This week we start looking where the Internet comes from. The class has put together a good collection of readings and summarized them. In addition to that, we’ve read Hafner and Lyon’s Where the Wizards Stay Up Late, Kevin Hughes’ Guide to Cyberspace, Vannevar Bush’s seminal article “As We May Think” and O’Reilly’s Web 2.0 article.
There’s a strong bias in those readings towards the pre-Web Internet and the early Web. That’s not necessarily a bad thing, as it makes clear that there is a distinction between the web and the internet. That is a core concept and it’s not commonly understood. It also helps in understanding how the internet works, which we’ll be looking at next week.
O’Reilly’s article points out how the web and the internet continue to evolve. “Where it comes from” doesn’t stop in the 90s.
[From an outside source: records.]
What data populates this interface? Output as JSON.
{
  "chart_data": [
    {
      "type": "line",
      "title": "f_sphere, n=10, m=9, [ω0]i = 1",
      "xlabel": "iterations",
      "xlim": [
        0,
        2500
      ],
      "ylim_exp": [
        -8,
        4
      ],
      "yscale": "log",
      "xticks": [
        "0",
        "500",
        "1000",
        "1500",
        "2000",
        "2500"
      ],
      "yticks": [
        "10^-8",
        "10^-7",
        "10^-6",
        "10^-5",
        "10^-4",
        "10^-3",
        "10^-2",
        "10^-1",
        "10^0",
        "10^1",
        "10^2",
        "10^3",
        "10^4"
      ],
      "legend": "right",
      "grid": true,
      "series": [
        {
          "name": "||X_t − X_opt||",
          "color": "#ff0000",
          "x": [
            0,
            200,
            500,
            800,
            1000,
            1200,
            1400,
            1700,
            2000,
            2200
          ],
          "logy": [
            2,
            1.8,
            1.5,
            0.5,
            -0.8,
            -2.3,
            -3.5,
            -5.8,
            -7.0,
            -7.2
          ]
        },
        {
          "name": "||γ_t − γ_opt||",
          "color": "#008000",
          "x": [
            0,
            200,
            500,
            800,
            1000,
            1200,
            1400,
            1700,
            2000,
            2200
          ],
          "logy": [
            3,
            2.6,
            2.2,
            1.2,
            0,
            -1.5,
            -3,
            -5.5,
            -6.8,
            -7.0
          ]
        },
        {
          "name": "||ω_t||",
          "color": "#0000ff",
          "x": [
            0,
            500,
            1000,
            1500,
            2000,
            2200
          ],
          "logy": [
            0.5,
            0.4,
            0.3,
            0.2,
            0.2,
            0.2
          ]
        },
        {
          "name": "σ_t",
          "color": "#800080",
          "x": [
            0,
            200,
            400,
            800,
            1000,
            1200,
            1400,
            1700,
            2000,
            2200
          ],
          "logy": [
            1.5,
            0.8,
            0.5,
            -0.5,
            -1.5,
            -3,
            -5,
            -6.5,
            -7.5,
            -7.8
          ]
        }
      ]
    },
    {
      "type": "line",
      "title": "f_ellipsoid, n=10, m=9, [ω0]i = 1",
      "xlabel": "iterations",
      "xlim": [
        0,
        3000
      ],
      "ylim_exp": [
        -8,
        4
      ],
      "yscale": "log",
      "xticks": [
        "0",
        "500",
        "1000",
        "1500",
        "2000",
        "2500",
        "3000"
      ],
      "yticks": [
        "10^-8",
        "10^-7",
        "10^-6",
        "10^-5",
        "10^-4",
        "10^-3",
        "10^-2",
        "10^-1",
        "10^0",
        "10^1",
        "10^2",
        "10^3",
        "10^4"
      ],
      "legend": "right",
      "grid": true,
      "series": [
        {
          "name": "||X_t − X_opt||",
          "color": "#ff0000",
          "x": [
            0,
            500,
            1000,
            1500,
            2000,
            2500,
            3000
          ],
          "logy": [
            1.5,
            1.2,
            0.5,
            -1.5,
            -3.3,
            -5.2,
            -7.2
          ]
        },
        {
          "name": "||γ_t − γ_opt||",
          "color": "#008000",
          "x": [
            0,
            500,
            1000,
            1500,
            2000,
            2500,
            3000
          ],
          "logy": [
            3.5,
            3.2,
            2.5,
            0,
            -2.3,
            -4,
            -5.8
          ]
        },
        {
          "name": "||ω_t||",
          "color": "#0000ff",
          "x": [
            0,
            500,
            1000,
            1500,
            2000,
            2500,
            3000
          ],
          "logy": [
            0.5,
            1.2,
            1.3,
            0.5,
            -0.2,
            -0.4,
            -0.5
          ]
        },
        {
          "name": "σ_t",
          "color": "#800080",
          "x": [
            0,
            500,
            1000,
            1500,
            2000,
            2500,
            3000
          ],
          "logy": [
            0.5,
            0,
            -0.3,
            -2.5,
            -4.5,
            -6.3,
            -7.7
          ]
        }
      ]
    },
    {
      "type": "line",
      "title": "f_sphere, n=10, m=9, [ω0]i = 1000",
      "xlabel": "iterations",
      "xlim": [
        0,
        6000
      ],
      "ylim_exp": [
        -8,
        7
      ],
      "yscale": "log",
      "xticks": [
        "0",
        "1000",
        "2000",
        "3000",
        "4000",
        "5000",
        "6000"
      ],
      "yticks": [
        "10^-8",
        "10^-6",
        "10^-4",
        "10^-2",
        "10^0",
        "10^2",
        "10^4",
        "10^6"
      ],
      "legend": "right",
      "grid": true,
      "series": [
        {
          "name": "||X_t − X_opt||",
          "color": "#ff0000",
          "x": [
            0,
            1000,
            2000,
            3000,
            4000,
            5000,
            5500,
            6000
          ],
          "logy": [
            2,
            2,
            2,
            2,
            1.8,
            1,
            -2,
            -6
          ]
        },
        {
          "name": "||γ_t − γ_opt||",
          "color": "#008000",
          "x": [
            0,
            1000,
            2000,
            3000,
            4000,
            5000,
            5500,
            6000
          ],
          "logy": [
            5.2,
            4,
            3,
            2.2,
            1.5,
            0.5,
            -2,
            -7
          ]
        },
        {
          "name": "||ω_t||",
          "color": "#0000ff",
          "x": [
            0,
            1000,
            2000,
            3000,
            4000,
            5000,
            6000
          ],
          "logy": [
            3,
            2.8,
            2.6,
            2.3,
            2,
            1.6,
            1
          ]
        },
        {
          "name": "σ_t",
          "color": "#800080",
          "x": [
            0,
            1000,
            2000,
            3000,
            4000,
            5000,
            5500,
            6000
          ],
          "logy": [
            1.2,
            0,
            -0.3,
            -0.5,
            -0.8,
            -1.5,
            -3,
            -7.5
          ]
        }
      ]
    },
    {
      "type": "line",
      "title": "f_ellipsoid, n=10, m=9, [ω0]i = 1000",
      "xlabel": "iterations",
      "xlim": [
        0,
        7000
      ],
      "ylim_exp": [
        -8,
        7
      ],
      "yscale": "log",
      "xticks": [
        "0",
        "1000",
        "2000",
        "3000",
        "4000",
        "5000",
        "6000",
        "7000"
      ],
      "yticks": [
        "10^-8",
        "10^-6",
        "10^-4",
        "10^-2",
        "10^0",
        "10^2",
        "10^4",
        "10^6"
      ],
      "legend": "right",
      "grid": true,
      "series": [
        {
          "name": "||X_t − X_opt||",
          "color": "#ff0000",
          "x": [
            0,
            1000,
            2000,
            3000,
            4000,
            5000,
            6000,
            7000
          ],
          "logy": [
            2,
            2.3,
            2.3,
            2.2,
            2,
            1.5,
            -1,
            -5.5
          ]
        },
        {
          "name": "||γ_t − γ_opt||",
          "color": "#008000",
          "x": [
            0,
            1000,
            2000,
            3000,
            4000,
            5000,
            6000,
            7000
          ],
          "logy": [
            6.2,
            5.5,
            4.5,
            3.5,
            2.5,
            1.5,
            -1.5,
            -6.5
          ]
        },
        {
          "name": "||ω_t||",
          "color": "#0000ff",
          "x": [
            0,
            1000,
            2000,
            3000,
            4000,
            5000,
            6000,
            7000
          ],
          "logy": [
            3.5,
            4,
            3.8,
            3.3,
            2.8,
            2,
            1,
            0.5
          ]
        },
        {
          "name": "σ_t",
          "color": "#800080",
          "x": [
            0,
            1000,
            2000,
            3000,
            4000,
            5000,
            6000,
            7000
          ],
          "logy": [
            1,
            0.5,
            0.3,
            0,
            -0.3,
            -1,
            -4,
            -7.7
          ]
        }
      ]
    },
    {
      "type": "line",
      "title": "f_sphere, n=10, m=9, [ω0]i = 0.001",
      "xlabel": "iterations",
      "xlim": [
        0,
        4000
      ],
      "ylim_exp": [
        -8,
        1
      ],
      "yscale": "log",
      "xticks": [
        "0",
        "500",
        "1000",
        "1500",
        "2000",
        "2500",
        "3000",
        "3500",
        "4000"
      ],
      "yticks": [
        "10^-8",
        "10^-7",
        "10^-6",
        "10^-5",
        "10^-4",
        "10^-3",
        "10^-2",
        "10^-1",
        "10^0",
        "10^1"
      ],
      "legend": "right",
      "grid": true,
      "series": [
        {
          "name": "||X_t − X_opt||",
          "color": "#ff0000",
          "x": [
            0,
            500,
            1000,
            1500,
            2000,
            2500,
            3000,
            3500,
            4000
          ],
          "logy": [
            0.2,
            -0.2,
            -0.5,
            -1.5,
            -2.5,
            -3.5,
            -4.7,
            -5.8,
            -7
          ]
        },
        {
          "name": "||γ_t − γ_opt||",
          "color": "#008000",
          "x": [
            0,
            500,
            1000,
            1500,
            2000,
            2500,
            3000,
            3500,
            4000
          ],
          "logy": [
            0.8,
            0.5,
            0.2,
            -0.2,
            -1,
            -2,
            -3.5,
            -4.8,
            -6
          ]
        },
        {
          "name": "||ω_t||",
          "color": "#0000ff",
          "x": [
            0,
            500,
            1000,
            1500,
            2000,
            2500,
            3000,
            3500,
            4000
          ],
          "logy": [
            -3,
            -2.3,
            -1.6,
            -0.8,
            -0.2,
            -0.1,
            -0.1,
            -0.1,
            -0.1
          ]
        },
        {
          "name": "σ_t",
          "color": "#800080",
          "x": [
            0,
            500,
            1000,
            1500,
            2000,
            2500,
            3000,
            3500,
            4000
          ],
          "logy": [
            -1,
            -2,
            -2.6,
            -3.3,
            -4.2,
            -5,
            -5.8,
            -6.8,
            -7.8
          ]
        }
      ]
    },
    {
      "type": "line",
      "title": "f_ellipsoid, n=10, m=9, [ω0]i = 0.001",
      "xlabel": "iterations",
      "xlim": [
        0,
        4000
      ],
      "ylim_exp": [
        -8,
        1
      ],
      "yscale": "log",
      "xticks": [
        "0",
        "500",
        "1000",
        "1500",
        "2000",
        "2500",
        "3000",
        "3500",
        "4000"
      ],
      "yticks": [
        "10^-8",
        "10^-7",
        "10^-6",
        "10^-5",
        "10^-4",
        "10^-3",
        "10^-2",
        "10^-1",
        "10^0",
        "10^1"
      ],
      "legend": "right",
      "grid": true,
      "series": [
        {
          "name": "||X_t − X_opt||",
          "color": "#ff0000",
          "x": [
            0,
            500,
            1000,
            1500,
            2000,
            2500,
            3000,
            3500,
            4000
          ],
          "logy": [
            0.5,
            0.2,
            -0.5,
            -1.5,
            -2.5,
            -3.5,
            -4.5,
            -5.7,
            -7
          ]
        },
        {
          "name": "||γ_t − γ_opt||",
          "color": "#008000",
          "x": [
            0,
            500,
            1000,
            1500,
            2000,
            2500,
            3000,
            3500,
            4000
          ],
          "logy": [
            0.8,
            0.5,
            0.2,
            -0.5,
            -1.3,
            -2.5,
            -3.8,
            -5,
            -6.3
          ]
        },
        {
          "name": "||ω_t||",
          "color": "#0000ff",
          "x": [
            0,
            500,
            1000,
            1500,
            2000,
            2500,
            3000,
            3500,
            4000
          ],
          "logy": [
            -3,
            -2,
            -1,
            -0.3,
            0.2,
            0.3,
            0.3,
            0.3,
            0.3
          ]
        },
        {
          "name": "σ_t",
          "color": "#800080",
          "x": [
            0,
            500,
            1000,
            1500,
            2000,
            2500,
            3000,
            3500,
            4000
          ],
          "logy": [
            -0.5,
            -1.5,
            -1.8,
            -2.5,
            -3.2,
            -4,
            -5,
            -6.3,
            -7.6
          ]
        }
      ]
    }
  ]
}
Developments in streaming video over the past decade, for example, may profoundly change what the internet is and how it works, according to some of the more dire outlooks on recent FCC decisions. O’Reilly did a follow-up article in 2009 seeing a shift beyond Web 2.0, from web as software to web as services to “the Web is now the world,” an internet of things idea. And that starts to get at where the internet is going, which we’re coming up on in a few weeks.
Our plan for this week, at this point, is to develop a timeline showing where the internet comes from. Timeline JS appears to be a good tool to use. There’s a Help Q&A on the site, along with some basic directions and a link to a tutorial, so it shouldn’t be too difficult. There are a lot of ways to approach this project. Breaking things down by decade is one way. Individuals and organizations might be another focus, technologies – hardware and software – as well. With the research the class has done already, this project should come together pretty easily. But we can still make it intense.